Glen Tucker walked out a side door, clutching a blued-steel Colt .45. “What the fuck are you doing?” Harrison screamed. “I’m calling the police.” “Don’t call the police,” Tucker replied, and climbed a staircase to an upstairs bedroom holding his Siamese cat. Police found Joan shot to death, as well as Tucker who was holding the family’s dead cat. Weeks before hearing the shots, Harrison recalled a conversation he had with Tucker. Tucker stated point-blank, “When life gets unbearable, I’ll be gone.” When Harrison jokingly enquired about Tucker’s cat, Luther, Tucker shot back, “I’ll do him first”.

Aftermath
When word got out about the murder-suicide in Florida, former patients of Tucker’s heard the news. Lehman read the article and described Tucker as a “monster” who had left her face permanently disfigured. She compared Tucker to Hannibal Lecter and is convinced that the murder-suicide was Tucker’s last chance to inflict pain upon another human being.
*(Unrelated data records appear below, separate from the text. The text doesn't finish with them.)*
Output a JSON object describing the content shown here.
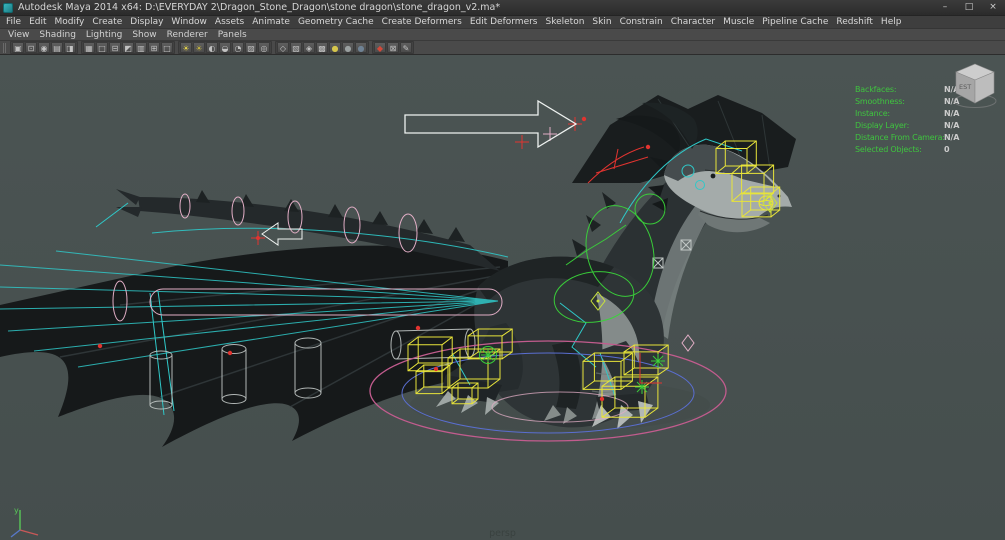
{
  "window": {
    "title": "Autodesk Maya 2014 x64: D:\\EVERYDAY 2\\Dragon_Stone_Dragon\\stone dragon\\stone_dragon_v2.ma*",
    "controls": {
      "minimize_icon": "–",
      "maximize_icon": "□",
      "close_icon": "×"
    }
  },
  "menubar": {
    "items": [
      "File",
      "Edit",
      "Modify",
      "Create",
      "Display",
      "Window",
      "Assets",
      "Animate",
      "Geometry Cache",
      "Create Deformers",
      "Edit Deformers",
      "Skeleton",
      "Skin",
      "Constrain",
      "Character",
      "Muscle",
      "Pipeline Cache",
      "Redshift",
      "Help"
    ]
  },
  "panel_menubar": {
    "items": [
      "View",
      "Shading",
      "Lighting",
      "Show",
      "Renderer",
      "Panels"
    ]
  },
  "panel_toolbar": {
    "groups": [
      [
        {
          "name": "select-camera-icon",
          "glyph": "▣"
        },
        {
          "name": "lock-camera-icon",
          "glyph": "⊡"
        },
        {
          "name": "camera-attributes-icon",
          "glyph": "◉"
        },
        {
          "name": "bookmark-icon",
          "glyph": "▤"
        },
        {
          "name": "image-plane-icon",
          "glyph": "◨"
        }
      ],
      [
        {
          "name": "grid-icon",
          "glyph": "▦"
        },
        {
          "name": "film-gate-icon",
          "glyph": "□"
        },
        {
          "name": "resolution-gate-icon",
          "glyph": "⊟"
        },
        {
          "name": "gate-mask-icon",
          "glyph": "◩"
        },
        {
          "name": "field-chart-icon",
          "glyph": "▥"
        },
        {
          "name": "safe-action-icon",
          "glyph": "⊞"
        },
        {
          "name": "safe-title-icon",
          "glyph": "□"
        }
      ],
      [
        {
          "name": "default-lighting-icon",
          "glyph": "☀",
          "color": "#e3d24a"
        },
        {
          "name": "all-lights-icon",
          "glyph": "☀",
          "color": "#c2b23e"
        },
        {
          "name": "shadows-icon",
          "glyph": "◐"
        },
        {
          "name": "occlusion-icon",
          "glyph": "◒"
        },
        {
          "name": "motion-blur-icon",
          "glyph": "◔"
        },
        {
          "name": "multisample-icon",
          "glyph": "▨"
        },
        {
          "name": "depth-of-field-icon",
          "glyph": "◎"
        }
      ],
      [
        {
          "name": "isolate-select-icon",
          "glyph": "◇"
        },
        {
          "name": "xray-icon",
          "glyph": "▧"
        },
        {
          "name": "xray-joints-icon",
          "glyph": "◈"
        },
        {
          "name": "wireframe-on-shaded-icon",
          "glyph": "▩"
        },
        {
          "name": "textured-icon",
          "glyph": "●",
          "color": "#d6c64c"
        },
        {
          "name": "smooth-shaded-icon",
          "glyph": "●",
          "color": "#9aa0a0"
        },
        {
          "name": "default-material-icon",
          "glyph": "●",
          "color": "#6f8294"
        }
      ],
      [
        {
          "name": "plugin-icon",
          "glyph": "◆",
          "color": "#d2493a"
        },
        {
          "name": "snapshot-icon",
          "glyph": "⊠"
        },
        {
          "name": "grease-pencil-icon",
          "glyph": "✎"
        }
      ]
    ]
  },
  "hud": {
    "entries": [
      {
        "label": "Backfaces:",
        "value": "N/A"
      },
      {
        "label": "Smoothness:",
        "value": "N/A"
      },
      {
        "label": "Instance:",
        "value": "N/A"
      },
      {
        "label": "Display Layer:",
        "value": "N/A"
      },
      {
        "label": "Distance From Camera:",
        "value": "N/A"
      },
      {
        "label": "Selected Objects:",
        "value": "0"
      }
    ]
  },
  "viewport": {
    "camera_label": "persp",
    "viewcube_label": "EST",
    "axis_y_label": "y"
  },
  "colors": {
    "viewport_bg": "#4b5453",
    "viewport_bg_bottom": "#454e4d",
    "hud_label": "#3fc43f",
    "hud_value": "#cccccc",
    "rig_yellow": "#e8e43a",
    "rig_yellowgreen": "#c8e23c",
    "rig_cyan": "#2fc8c8",
    "rig_green": "#3ad43a",
    "rig_red": "#e23430",
    "rig_pink": "#e2aec6",
    "rig_rose": "#c25c8e",
    "rig_blue": "#5a6ed0",
    "rig_gray": "#c2c8c6",
    "rig_white": "#eef2f0",
    "axis_y": "#58c858",
    "axis_x": "#c85858",
    "axis_z": "#5878c8"
  }
}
Other patients also corroborated Lehman’s opinion that Tucker was interested in nothing but dedicating his life to pure evil. Virginia defended dear old dad. She agreed  her father performed bad surgeries, but he didn’t purposely disfigure or injure anyone. She still believed her father was a good doctor who devoted his life to helping people. When he took his life, along with his wife’s, it wasn’t because he wanted to hurt anyone. He was simply in despair and couldn’t bear to think that no one would be around to care for his wife, or little Luther the cat, and that death was the only option for all of them.

Jeckyll or Hyde
Incompetent doctor struggling within the throws of depression, or a sadistic madman? No one may ever know the real story behind the disgraced Tucker, or know what drove him to kill his wife and cat before turning the gun on himself. The only thing that is certain is that at least a dozen patients have suffered life-long injuries at the hands of Dr. Glen Tucker. Myself I believe the man was mentally unstable and displayed sadistic, evil tendencies. Somewhere in the DSM lies the answer to the Tucker riddle.